Naar mijn smaak is de problematiek van schrappen uit de doopregisters en het (vervolgens) afscheid nemen van de doopnamen uit de Registers van de Burgerlijke Stand de logische vervolgstap en misschien wel de laatste fase in de emancipatie van de burgers ten opzichte van de kerk. Gelukkig zijn we inmiddels al een hele stap verder. De registratie van oneigenlijke elementen (religie, seksuele geaardheid, ras) in de Registers van de Burgerlijke Stand is afgeschaft. In de toekomst wordt mogelijk zelfs gender (V/M) niet langer genoteerd.
In de openingszinnen van dit artikel heb ik het over ‘de knoop in mijn ziel’. Het woord ‘ziel’ moet gelezen worden als de essentie van mijn ‘ik’, mijn wezen.

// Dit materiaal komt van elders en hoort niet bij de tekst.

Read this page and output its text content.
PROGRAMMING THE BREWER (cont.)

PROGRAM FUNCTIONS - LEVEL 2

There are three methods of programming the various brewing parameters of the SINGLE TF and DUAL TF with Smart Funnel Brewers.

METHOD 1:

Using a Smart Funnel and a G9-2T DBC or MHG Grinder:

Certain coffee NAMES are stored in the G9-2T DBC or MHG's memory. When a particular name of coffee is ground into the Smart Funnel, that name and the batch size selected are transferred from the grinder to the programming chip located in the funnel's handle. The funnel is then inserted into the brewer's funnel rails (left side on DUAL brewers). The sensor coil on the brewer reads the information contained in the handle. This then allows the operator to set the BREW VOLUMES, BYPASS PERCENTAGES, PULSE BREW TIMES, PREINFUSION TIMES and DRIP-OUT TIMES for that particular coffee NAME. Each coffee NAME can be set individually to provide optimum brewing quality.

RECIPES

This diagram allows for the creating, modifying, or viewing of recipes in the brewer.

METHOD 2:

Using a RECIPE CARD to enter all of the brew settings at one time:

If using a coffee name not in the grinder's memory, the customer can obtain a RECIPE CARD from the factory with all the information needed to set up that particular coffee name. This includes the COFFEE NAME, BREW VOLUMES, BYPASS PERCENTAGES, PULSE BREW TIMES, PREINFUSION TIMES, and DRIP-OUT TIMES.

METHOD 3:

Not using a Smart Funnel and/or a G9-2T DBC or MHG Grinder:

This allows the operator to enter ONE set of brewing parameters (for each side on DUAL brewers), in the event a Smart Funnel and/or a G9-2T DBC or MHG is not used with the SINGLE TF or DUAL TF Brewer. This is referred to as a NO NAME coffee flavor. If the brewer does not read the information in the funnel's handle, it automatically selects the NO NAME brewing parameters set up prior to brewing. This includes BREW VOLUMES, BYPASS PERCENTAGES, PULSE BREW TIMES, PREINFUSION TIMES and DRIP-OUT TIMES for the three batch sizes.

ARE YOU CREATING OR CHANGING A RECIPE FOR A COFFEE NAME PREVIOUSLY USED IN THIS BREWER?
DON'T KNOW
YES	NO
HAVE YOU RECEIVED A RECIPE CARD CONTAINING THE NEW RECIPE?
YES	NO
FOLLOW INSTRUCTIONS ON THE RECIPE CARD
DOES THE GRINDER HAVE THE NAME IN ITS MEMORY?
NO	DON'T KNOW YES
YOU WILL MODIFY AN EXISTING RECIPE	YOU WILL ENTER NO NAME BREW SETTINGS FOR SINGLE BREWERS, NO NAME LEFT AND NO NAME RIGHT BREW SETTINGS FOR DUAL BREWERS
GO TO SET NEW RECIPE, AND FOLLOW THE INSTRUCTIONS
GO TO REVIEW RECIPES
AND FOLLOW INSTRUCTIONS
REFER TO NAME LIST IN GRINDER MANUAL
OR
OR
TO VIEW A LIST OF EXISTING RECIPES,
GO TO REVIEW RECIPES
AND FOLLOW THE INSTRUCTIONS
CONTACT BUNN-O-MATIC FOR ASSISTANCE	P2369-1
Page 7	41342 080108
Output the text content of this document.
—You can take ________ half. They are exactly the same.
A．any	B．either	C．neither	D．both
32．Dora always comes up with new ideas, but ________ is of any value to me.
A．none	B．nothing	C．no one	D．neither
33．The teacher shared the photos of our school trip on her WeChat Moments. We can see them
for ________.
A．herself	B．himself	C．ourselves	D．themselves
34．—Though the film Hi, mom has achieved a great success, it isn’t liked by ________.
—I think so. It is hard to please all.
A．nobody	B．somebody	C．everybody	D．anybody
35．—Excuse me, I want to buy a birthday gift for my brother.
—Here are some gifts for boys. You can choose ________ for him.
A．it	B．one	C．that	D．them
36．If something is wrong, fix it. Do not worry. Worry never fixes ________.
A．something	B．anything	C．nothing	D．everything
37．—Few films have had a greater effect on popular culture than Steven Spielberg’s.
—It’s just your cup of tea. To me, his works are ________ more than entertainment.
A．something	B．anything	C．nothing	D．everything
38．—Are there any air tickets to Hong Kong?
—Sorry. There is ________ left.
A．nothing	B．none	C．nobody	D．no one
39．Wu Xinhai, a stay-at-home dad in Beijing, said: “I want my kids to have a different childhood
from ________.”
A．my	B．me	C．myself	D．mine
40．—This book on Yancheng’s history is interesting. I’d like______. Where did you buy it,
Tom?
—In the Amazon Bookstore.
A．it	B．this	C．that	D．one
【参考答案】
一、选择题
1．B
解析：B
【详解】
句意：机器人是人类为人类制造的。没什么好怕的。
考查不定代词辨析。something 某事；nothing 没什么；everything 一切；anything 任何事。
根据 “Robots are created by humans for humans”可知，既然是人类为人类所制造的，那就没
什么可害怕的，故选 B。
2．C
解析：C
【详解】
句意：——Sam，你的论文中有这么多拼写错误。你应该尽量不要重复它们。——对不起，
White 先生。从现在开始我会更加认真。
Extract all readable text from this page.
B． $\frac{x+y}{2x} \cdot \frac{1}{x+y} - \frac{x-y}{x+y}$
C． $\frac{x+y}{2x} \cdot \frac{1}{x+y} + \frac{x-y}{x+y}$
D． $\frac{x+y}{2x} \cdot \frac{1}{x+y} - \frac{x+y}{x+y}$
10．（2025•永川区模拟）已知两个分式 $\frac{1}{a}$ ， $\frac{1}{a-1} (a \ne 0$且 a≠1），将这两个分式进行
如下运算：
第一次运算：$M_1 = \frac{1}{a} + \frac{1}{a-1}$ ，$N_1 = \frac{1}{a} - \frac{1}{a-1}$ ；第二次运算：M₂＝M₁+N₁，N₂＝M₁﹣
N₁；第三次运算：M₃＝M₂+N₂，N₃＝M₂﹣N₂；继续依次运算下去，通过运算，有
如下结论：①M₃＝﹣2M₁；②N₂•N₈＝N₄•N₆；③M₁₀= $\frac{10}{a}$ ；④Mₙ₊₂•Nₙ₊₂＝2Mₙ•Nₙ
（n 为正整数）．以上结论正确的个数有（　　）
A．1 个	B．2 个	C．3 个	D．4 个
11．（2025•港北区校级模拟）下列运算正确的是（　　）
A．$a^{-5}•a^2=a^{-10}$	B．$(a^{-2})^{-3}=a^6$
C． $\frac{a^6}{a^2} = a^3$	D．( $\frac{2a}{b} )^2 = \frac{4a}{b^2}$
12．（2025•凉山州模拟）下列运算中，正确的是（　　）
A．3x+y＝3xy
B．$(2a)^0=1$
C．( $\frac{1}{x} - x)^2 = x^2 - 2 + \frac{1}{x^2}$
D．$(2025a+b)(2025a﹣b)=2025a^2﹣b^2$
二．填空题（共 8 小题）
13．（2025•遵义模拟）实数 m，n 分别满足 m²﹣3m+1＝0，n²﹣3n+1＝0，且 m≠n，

Mijn voornaam vormt de primaire verwoording van mijn existentie. Immers, als je aan iemand vraagt: ‘Wie ben je?’ dan antwoordt diegene: ‘Ik ben ….. (voornaam + evt. achternaam)……
Ik wil dus zo snel mogelijk – ook formeel – Ludo heten. Want dat is wezenlijk voor mijn identiteit.
De bovenstaande argumentatie is in mei van dit jaar in een Verzoekschrift aan de Rechtbank voorgelegd. De resulterende beschikking (juli 2016) is voor mij positief.
Nu de termijn van mogelijk hoger beroep zojuist verstreken is, heb ik een nieuw paspoort aangevraagd. Dat voelt goed.